2. In assessing the appropriate level of security account shall be taken in particular of the risks that are presented by processing, in particular from accidental or unlawful destruction, loss, alteration, unauthorised disclosure of, or access to personal data transmitted, stored or otherwise processed.
Types of backups
We can implement the backup in different ways based on the customer’s choice such as:
- backup to local disk (but in this way we will be at risk of operator and virus or hardware problems);
- backup on corporate or remote NAS;
- remote backup using software such as NetBackup or similar;
- on a cloud space such as Amazon S3 or Glacier or others.
For each type of backup, if necessary, to comply with point 1a of article 32 of the GDPR we will provide for the “pseudonymisation” (see Article 4 – Definitions of the GDPR for the meaning) of the files and data encryption.
Once the type of backup has been defined, we will set the time policies in which all or part of the data will be copied, that is when to make a complete backup or when to do only the incremental so as to be in good standing even with the GDPR.
Backup recovery tests
At this point the backup is done but we have to test it to see if it is correct.

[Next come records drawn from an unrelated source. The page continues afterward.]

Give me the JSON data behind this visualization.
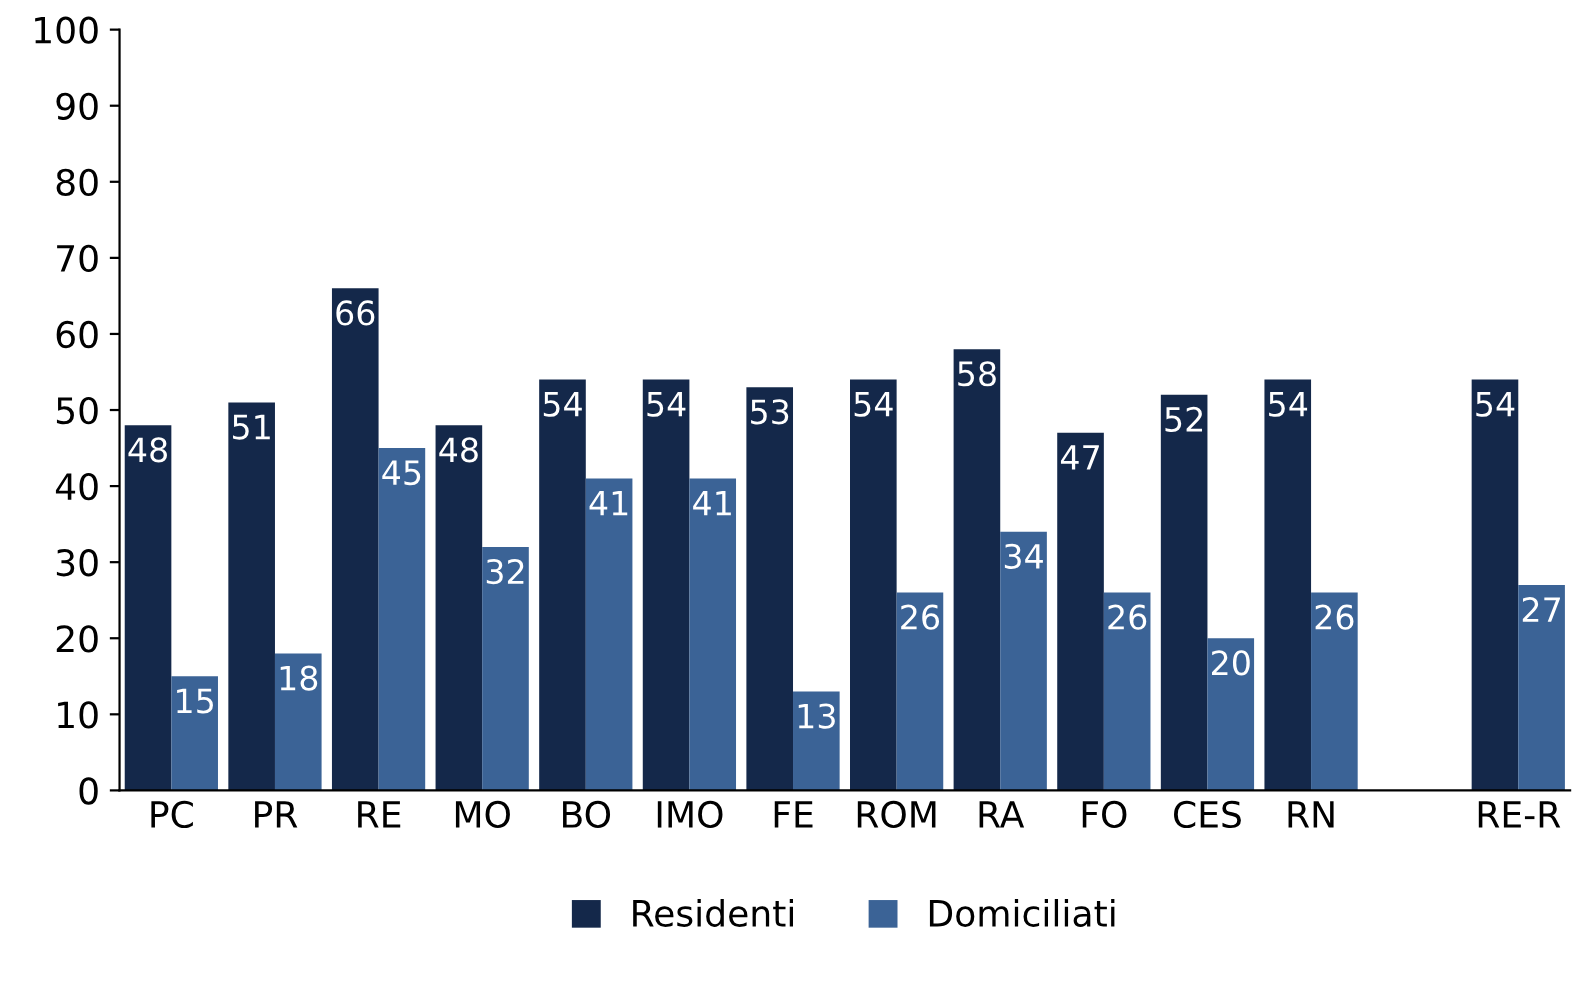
{
  "chart_data": {
    "type": "bar",
    "categories": [
      "PC",
      "PR",
      "RE",
      "MO",
      "BO",
      "IMO",
      "FE",
      "ROM",
      "RA",
      "FO",
      "CES",
      "RN",
      null,
      "RE-R"
    ],
    "series": [
      {
        "name": "Residenti",
        "color": "#14284a",
        "values": [
          48,
          51,
          66,
          48,
          54,
          54,
          53,
          54,
          58,
          47,
          52,
          54,
          null,
          54
        ]
      },
      {
        "name": "Domiciliati",
        "color": "#3b6396",
        "values": [
          15,
          18,
          45,
          32,
          41,
          41,
          13,
          26,
          34,
          26,
          20,
          26,
          null,
          27
        ]
      }
    ],
    "ylim": [
      0,
      100
    ],
    "yticks": [
      0,
      10,
      20,
      30,
      40,
      50,
      60,
      70,
      80,
      90,
      100
    ],
    "data_labels": true,
    "legend": "bottom",
    "grid": false
  }
}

Therefore, we will restore everything in a parallel environment (possibly on equivalent virtual machines) with both full and incremental backups.
If problems are encountered during recovery due to backup, we fix it until the desired result is achieved.
To comply with Article 32 of the GDPR in point 1c and 1d we would produce a document that describes the functioning of the
backup, its recovery and the estimated time to perform these operations.